Sezon grzewczy rozkręcił się na dobre, a to wiąże się z wyższymi rachunkami. Nie brakuje jednak osób, które, chcąc zaoszczędzić, całkowicie rezygnują z odkręcania kaloryferów. Wychodzą z założenia, że wystarczające jest ciepło generowane przez sąsiednie mieszkania. Takie działanie może jednak prowadzić do konsekwencji, w tym nałożenia mandatu.

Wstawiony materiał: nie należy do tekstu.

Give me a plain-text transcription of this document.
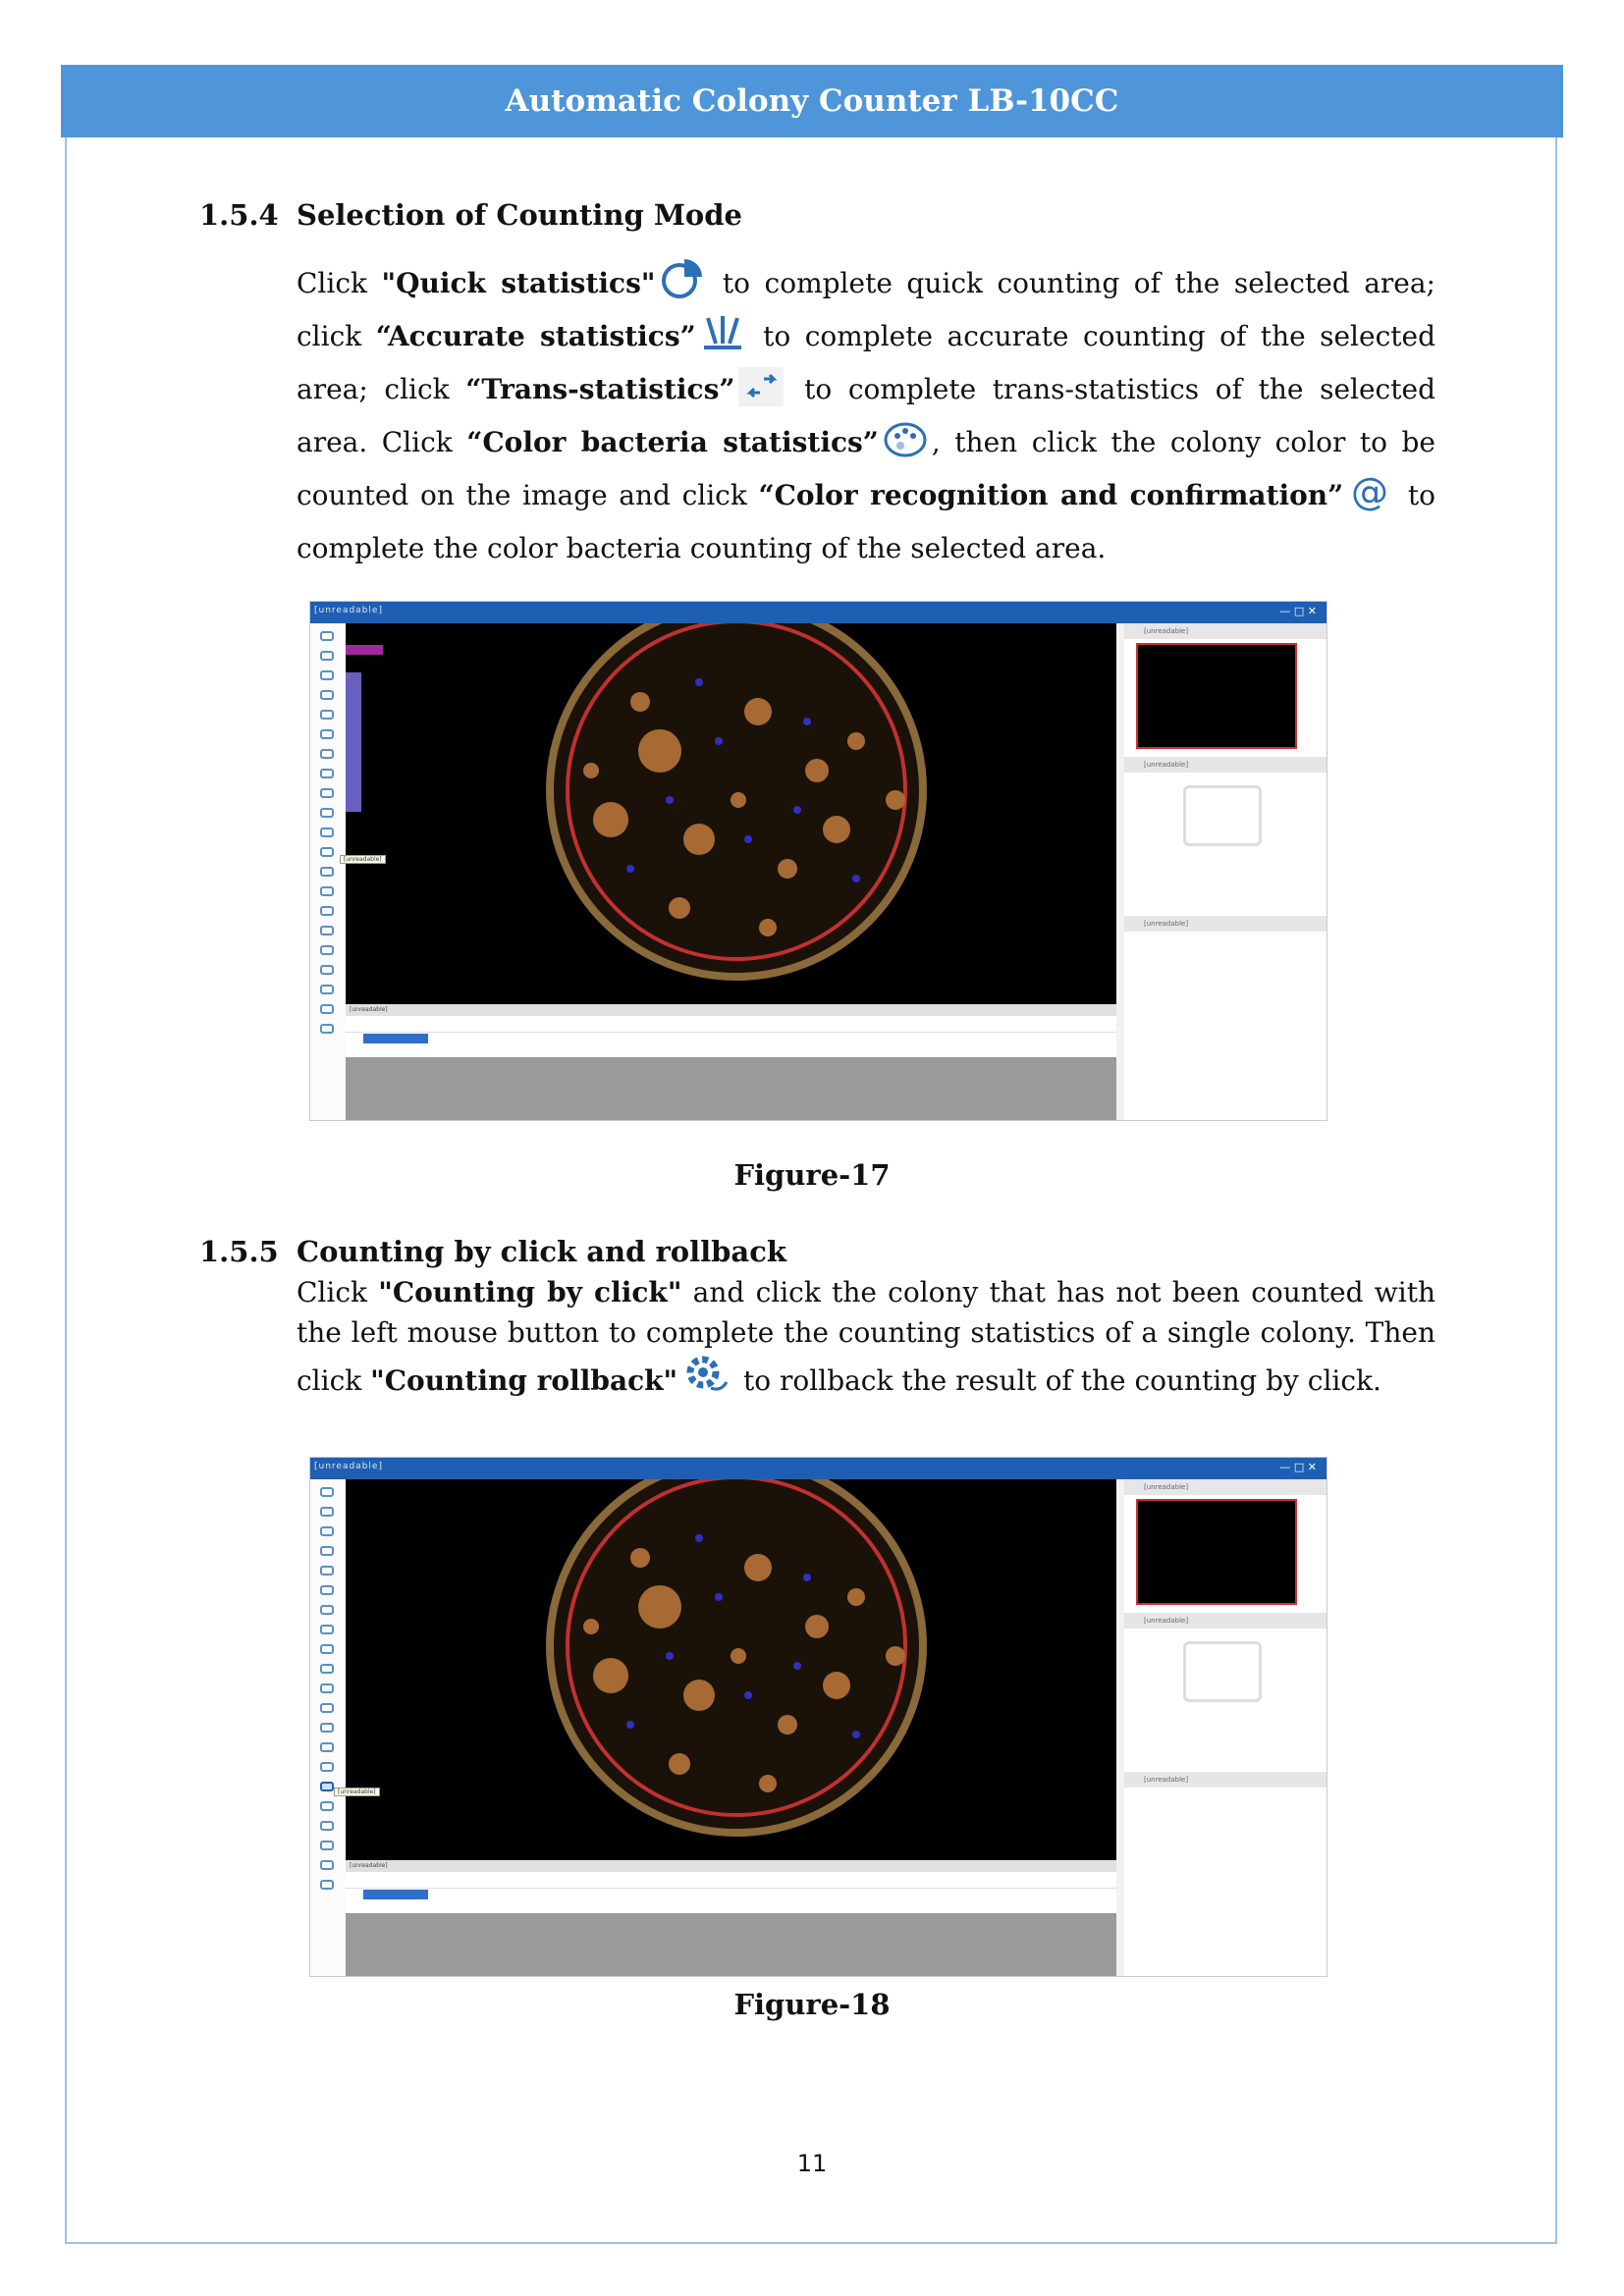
Automatic Colony Counter LB-10CC
1.5.4 Selection of Counting Mode
Click "Quick statistics" to complete quick counting of the selected area; click “Accurate statistics” to complete accurate counting of the selected area; click “Trans-statistics” to complete trans-statistics of the selected area. Click “Color bacteria statistics” , then click the colony color to be counted on the image and click “Color recognition and confirmation” @ to complete the color bacteria counting of the selected area.
[unreadable]	— □ ✕
[unreadable]
[unreadable]
[unreadable]
[unreadable]
[unreadable]
Figure-17
1.5.5 Counting by click and rollback
Click "Counting by click" and click the colony that has not been counted with the left mouse button to complete the counting statistics of a single colony. Then click "Counting rollback" to rollback the result of the counting by click.
[unreadable]	— □ ✕
[unreadable]
[unreadable]
[unreadable]
[unreadable]
[unreadable]
Figure-18
11
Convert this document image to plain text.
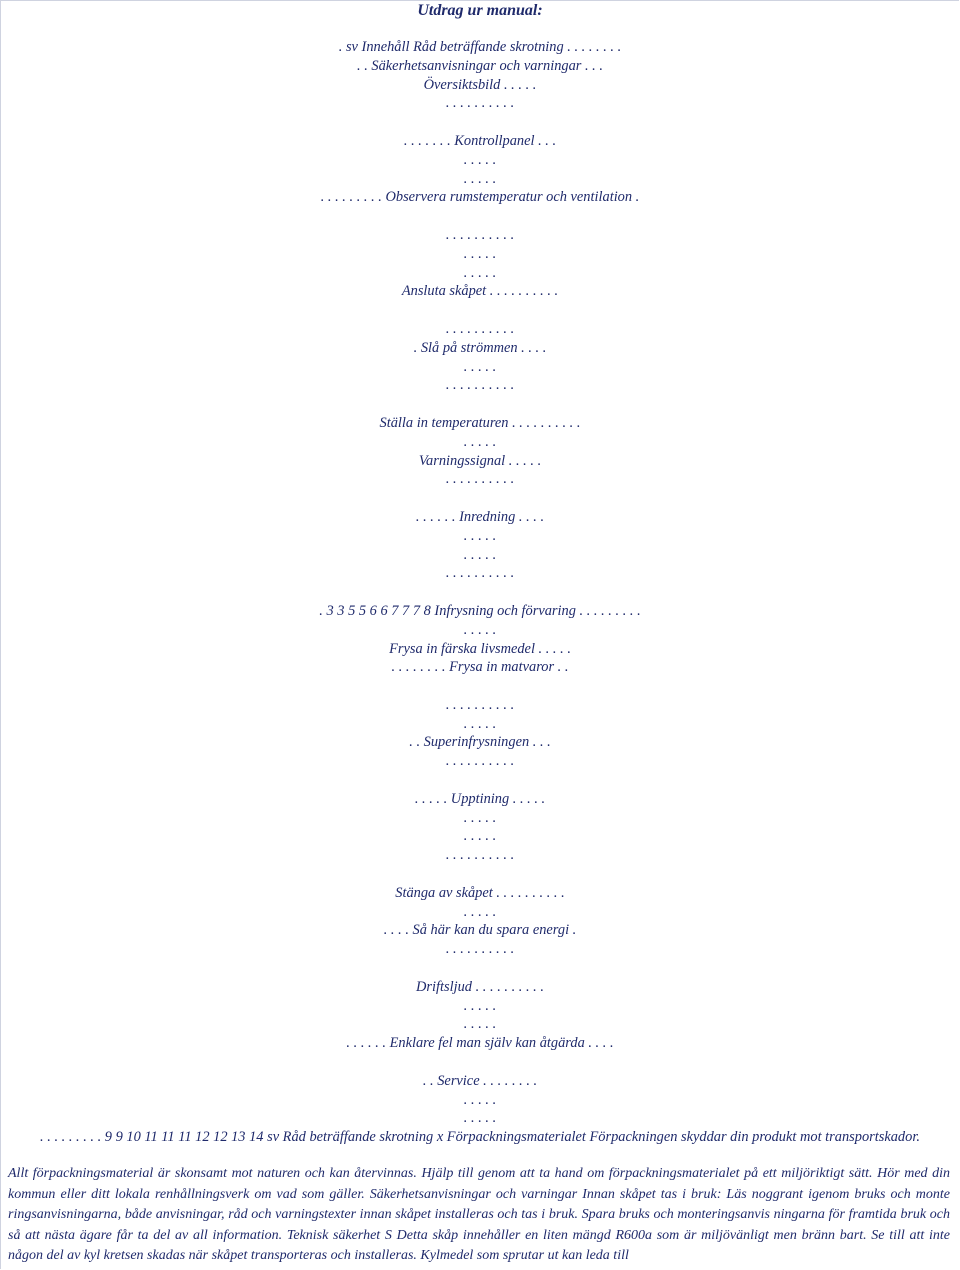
Utdrag ur manual:
. sv Innehåll Råd beträffande skrotning . . . . . . . .
. . Säkerhetsanvisningar och varningar . . .
Översiktsbild . . . . .
. . . . . . . . . .
. . . . . . . Kontrollpanel . . .
. . . . .
. . . . .
. . . . . . . . . Observera rumstemperatur och ventilation .
. . . . . . . . . .
. . . . .
. . . . .
Ansluta skåpet . . . . . . . . . .
. . . . . . . . . .
. Slå på strömmen . . . .
. . . . .
. . . . . . . . . .
Ställa in temperaturen . . . . . . . . . .
. . . . .
Varningssignal . . . . .
. . . . . . . . . .
. . . . . . Inredning . . . .
. . . . .
. . . . .
. . . . . . . . . .
. 3 3 5 5 6 6 7 7 7 8 Infrysning och förvaring . . . . . . . . .
. . . . .
Frysa in färska livsmedel . . . . .
. . . . . . . . Frysa in matvaror . .
. . . . . . . . . .
. . . . .
. . Superinfrysningen . . .
. . . . . . . . . .
. . . . . Upptining . . . . .
. . . . .
. . . . .
. . . . . . . . . .
Stänga av skåpet . . . . . . . . . .
. . . . .
. . . . Så här kan du spara energi .
. . . . . . . . . .
Driftsljud . . . . . . . . . .
. . . . .
. . . . .
. . . . . . Enklare fel man själv kan åtgärda . . . .
. . Service . . . . . . . .
. . . . .
. . . . .
. . . . . . . . . 9 9 10 11 11 11 12 12 13 14 sv Råd beträffande skrotning x Förpackningsmaterialet Förpackningen skyddar din produkt mot transportskador.
Allt förpackningsmaterial är skonsamt mot naturen och kan återvinnas. Hjälp till genom att ta hand om förpackningsmaterialet på ett miljöriktigt sätt. Hör med din kommun eller ditt lokala renhållningsverk om vad som gäller. Säkerhetsanvisningar och varningar Innan skåpet tas i bruk: Läs noggrant igenom bruks och monte ringsanvisningarna, både anvisningar, råd och varningstexter innan skåpet installeras och tas i bruk. Spara bruks och monteringsanvis ningarna för framtida bruk och så att nästa ägare får ta del av all information. Teknisk säkerhet S Detta skåp innehåller en liten mängd R600a som är miljövänligt men bränn bart. Se till att inte någon del av kyl kretsen skadas när skåpet transporteras och installeras. Kylmedel som sprutar ut kan leda till
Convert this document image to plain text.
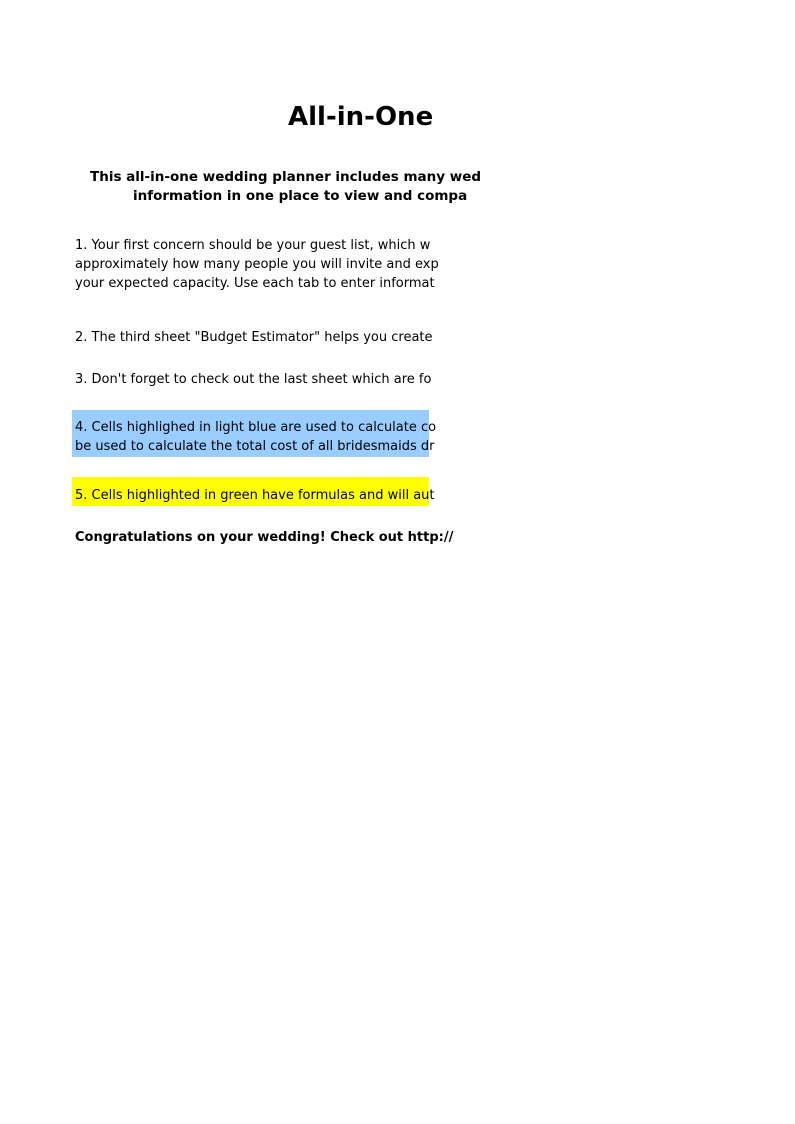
All-in-One
This all-in-one wedding planner includes many wed
information in one place to view and compa
1. Your first concern should be your guest list, which w
approximately how many people you will invite and exp
your expected capacity. Use each tab to enter informat
2. The third sheet "Budget Estimator" helps you create
3. Don't forget to check out the last sheet which are fo
4. Cells highlighed in light blue are used to calculate co
be used to calculate the total cost of all bridesmaids dr
5. Cells highlighted in green have formulas and will aut
Congratulations on your wedding! Check out http://
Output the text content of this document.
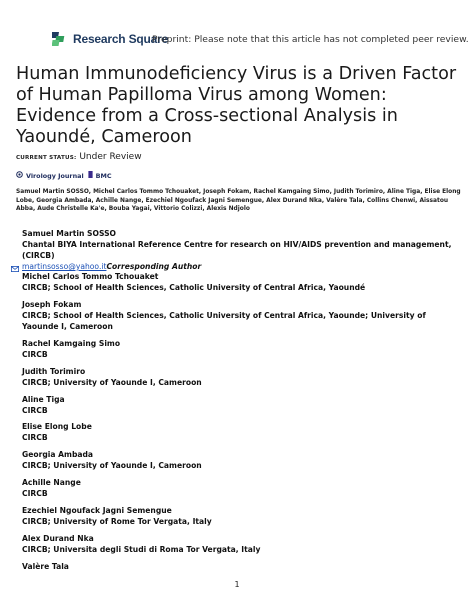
Research Square
Preprint: Please note that this article has not completed peer review.
Human Immunodeficiency Virus is a Driven Factor of Human Papilloma Virus among Women: Evidence from a Cross-sectional Analysis in Yaoundé, Cameroon
CURRENT STATUS: Under Review
Virology Journal BMC
Samuel Martin SOSSO, Michel Carlos Tommo Tchouaket, Joseph Fokam, Rachel Kamgaing Simo, Judith Torimiro, Aline Tiga, Elise Elong Lobe, Georgia Ambada, Achille Nange, Ezechiel Ngoufack Jagni Semengue, Alex Durand Nka, Valère Tala, Collins Chenwi, Aissatou Abba, Aude Christelle Ka'e, Bouba Yagai, Vittorio Colizzi, Alexis Ndjolo
Samuel Martin SOSSO
Chantal BIYA International Reference Centre for research on HIV/AIDS prevention and management, (CIRCB)
martinsosso@yahoo.it Corresponding Author
Michel Carlos Tommo Tchouaket
CIRCB; School of Health Sciences, Catholic University of Central Africa, Yaoundé
Joseph Fokam
CIRCB; School of Health Sciences, Catholic University of Central Africa, Yaounde; University of Yaounde I, Cameroon
Rachel Kamgaing Simo
CIRCB
Judith Torimiro
CIRCB; University of Yaounde I, Cameroon
Aline Tiga
CIRCB
Elise Elong Lobe
CIRCB
Georgia Ambada
CIRCB; University of Yaounde I, Cameroon
Achille Nange
CIRCB
Ezechiel Ngoufack Jagni Semengue
CIRCB; University of Rome Tor Vergata, Italy
Alex Durand Nka
CIRCB; Universita degli Studi di Roma Tor Vergata, Italy
Valère Tala
1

Istnieją przepisy regulujące kwestie temperatury w pomieszczeniach i związanych z nią opłat. Mowa tu między innymi o rozporządzeniu Ministerstwa Infrastruktury z 2002 roku, które informuje, że w pokojach mieszkalnych, przedpokojach czy kuchniach powinno być co najmniej 20 st. Celsjusza. Natomiast minimalna temperatura w łazienkach wynosi 24 st. Celsjusza.

Dodatkowo przepisy Ministerstwa Klimatu i Środowiska wprowadzają obowiązek ponoszenia tzw. kosztów zmiennych przez lokatorów, którzy nie uruchamiają grzejników. Zgodnie z art. 13 ustawy o własności lokali, właściciel mieszkania ma obowiązek utrzymywać je „w należytym stanie”, a także współdziałać z innymi mieszkańcami „w ochronie wspólnego dobra”.

Nieprzestrzeganie przepisów wiąże się z kosztami. W całym kraju trwają kontrole spółdzielni. Można otrzymać karę sięgającą nawet 500 złotych. Nie jest wykluczony także scenariusz, że wspólnota i spółdzielnia zażyczy sobie dopłaty do rachunku.